The last 15-30 years of Hill’s career is beyond my caring—book after book of gnarled knotty phrases and subordinate clauses for what? Beats me. His best, for me, is the lyric—the early lyric work: Ovid in the Third Reich, September Song, Sebastian Arrurruz, sonnet 6 of Funeral Music—the poems in which Hill comes out from behind his “I’m too difficult to understand” mask and speaks in our common language, more to be found in King Log than elsewhere. Occasionally a lyric from For The Unfallen or Tenebrae joins the King Log best. And what to make of Mercian Hymns? A collection of snapshot images, almost devoid of “sense,” King Offa and Childe Geoffrey entwined.

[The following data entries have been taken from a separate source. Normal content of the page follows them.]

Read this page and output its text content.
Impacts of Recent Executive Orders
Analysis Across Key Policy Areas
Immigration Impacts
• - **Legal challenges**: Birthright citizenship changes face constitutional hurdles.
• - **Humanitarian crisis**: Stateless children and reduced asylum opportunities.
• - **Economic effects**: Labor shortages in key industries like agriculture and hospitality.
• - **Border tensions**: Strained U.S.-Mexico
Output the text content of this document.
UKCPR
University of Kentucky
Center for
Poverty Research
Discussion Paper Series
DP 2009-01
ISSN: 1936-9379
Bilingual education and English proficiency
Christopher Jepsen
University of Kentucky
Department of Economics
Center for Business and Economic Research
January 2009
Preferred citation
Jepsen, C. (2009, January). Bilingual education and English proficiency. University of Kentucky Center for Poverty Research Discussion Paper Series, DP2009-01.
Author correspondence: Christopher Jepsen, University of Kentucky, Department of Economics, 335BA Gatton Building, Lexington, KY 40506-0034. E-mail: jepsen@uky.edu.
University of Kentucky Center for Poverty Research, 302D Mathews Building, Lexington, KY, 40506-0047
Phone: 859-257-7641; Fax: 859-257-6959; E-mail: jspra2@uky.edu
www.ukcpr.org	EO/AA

Not awful and senseless like the late work generally seems to be, but simply not much of a whole—a family album for a family you don’t know.
“Exile or pilgrim set me once more upon that ground; my rich and desolate childhood. Dreamy, smug- faced, sick on outings – I who was taken to be a king of some kind, a prodigy, a maimed one.”
In this collection, Hill takes the historical figure of King Offa and builds a series of modern hymns around him. Honestly, I found the idea behind this collection more appealing than the execution of it. There's a very strong (perhaps too strong) reliance on historic/modern melding - for instance, in the first hymn, Offa is "King of the perennial holly-groves, the riven sandstone: overlord of the M5..." - but this trick didn't sustain my interest. Which is a shame, as there were odd lines - my favourite concludes hymn 14 ("At dinner, he relished the mockery of drinking his family's health. He did this whenever it suited him, which was not often") - that I found bitingly entertaining. Shame they were so often smothered by effect.
Rather interesting. It starts out as a panegyric to Offa, King of Mercia in the 8th century, but within a few lines we have encompassed all of English history. The juxtaposition of past and present continues through all 30 poems, along with a blurring between Offa and Hill, himself, perhaps. A bit bewildering at first, the final impression is of Englishness, landscape, history, depression/decline, abuse of power, and the things that last for hundreds of years - (Offa's dyke, his coinage, the language.) Written in imitation of Anglo-Saxon poetry, with hints of Beowulf, Milton, Boethius, and probably T.S. Eliot.